The inverse Lindley distribution: A stress-strength reliability model

TL;DR

This paper introduces the inverse Lindley distribution, explores its properties, and demonstrates its application as a stress-strength reliability model for survival data, with Bayesian and classical estimation methods validated through simulations and real data.

Contribution

It proposes a new inverse Lindley distribution, analyzes its properties, and applies it as a novel stress-strength reliability model with comprehensive Bayesian and classical estimation techniques.

Findings

Distribution is heavy-tailed with upside-down bathtub failure rate.

Bayesian and classical estimators are compared via simulation.

Real data analysis demonstrates the model's applicability.

Abstract

In this article, we proposed an inverse Lindley distribution and studied its fundamental properties such as quantiles, mode, stochastic ordering and entropy measure.
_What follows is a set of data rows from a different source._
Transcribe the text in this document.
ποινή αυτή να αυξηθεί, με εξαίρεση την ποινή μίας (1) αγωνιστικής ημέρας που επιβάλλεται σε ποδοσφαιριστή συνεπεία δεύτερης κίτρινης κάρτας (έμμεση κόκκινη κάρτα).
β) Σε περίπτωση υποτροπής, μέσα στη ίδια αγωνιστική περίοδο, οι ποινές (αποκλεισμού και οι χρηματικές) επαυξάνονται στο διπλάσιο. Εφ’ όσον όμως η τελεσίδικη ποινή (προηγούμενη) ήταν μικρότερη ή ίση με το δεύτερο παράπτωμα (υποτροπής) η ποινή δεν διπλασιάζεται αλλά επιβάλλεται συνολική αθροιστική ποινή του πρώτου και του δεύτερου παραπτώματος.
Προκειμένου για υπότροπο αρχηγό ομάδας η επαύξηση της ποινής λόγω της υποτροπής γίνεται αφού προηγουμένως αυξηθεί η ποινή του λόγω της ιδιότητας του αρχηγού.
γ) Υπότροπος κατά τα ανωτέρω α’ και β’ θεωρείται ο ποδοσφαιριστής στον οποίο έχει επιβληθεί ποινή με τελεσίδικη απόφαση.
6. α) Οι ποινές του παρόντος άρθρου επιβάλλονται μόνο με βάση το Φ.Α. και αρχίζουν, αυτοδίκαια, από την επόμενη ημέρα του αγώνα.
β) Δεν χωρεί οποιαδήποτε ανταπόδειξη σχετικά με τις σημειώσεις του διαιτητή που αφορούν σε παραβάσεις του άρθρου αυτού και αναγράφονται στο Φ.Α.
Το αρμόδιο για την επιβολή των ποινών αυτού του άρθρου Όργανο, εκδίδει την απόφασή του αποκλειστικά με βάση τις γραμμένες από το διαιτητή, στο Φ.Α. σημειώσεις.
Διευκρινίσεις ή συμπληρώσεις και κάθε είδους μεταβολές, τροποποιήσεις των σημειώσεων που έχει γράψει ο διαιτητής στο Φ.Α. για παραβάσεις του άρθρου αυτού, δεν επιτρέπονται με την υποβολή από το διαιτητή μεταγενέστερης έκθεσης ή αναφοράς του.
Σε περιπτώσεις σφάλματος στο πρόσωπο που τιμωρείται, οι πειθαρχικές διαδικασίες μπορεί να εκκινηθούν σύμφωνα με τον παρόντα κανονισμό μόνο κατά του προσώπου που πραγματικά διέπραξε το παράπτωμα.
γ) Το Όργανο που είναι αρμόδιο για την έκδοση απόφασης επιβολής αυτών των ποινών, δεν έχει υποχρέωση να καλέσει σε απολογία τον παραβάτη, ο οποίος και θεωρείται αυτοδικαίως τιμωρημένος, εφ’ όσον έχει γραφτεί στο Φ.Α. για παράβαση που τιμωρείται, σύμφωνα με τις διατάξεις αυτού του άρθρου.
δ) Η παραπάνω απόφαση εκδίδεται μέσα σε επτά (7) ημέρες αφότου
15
The proposed distribution is observed to be a heavy-tailed distribution and has a upside-down bathtub shape for its failure rate. Further, we proposed its applicability as a stress-strength reliability model for survival data analysis. The estimation of stress-strength parameters and $R=P[X>Y]$, the stress-strength reliability has been approached by both classical and Bayesian paradigms. Under Bayesian set-up, non-informative (Jeffrey) and informative (gamma) priors are considered under a symmetric (squared error) and a asymmetric (entropy) loss functions, and a Lindley-approximation technique is used for Bayesian computation. The proposed estimators are compared in terms of their mean squared errors through a simulation study. Two real data sets representing survival of Head and Neck cancer patients are fitted using the inverse Lindley distribution and used to estimate the stress-strength parameters and reliability.